中国財政科学研究院金融研究センターの龍小燕副研究員は、「特別地方債の分配方式を引き続き整備し、一定の収益のある公益的プロジェクトが比較的多い地方に対し、特別債をより多く手配しなければならない。基礎が相対的に脆弱な地方に対しては、特別債の構造の調整を通じて必要な支援を与え、これらの地方が国の支援へ依存症化することを防ぎ、支援の程度は逓減制の実行あるいは業績効果に基づき相応の増減調整を進めてもよい」と考えている。

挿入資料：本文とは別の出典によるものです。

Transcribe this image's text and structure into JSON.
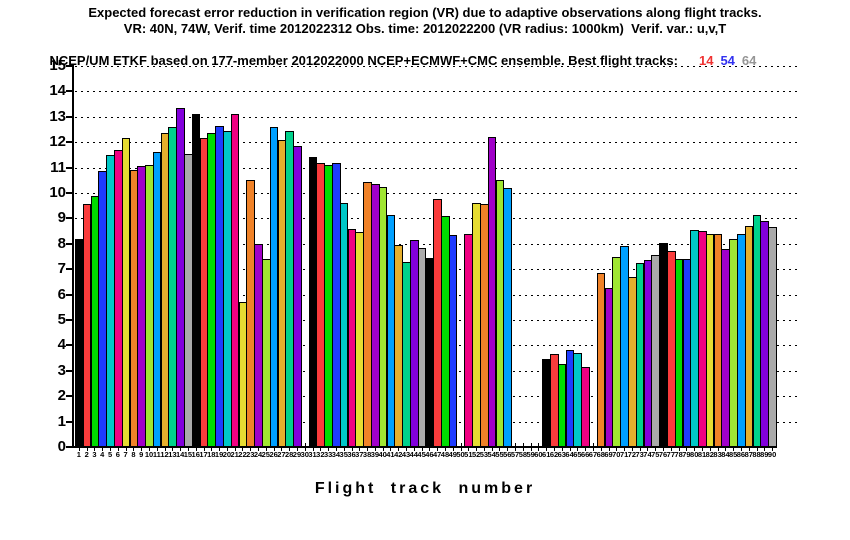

専門家は、債券市場の流動性を一層活性化し、特別債の発行を促進すべきだと考えている。龍小燕は、「2019年11月末、地方債残高が債券市場に占めるウエイトは22.34%であるが、流通市場での取引額のウエイトは4.96%に過ぎず、将来多様な措置を通じて特別債の市場流動性を活性化すべきである」と指摘している。

中国財政科学研究院の劉尚希院長は、「当面『6つの維持』(庶民の雇用、基本民生、市場主体、食糧及びエネルギーの安全、産業チェーンとサプライチェーンの安定、末端の運営を維持する)任務については、特別債の一部指標を中央政府債務の中に入れて統一的に使用することを考慮してもよい。債務リスクコントロールの角度からすれば、一部の地方とりわけ末端のリスクコントロール能力は相対的にかなり弱く、より多くを中央財政が負担することを妨げるものではない」と述べている。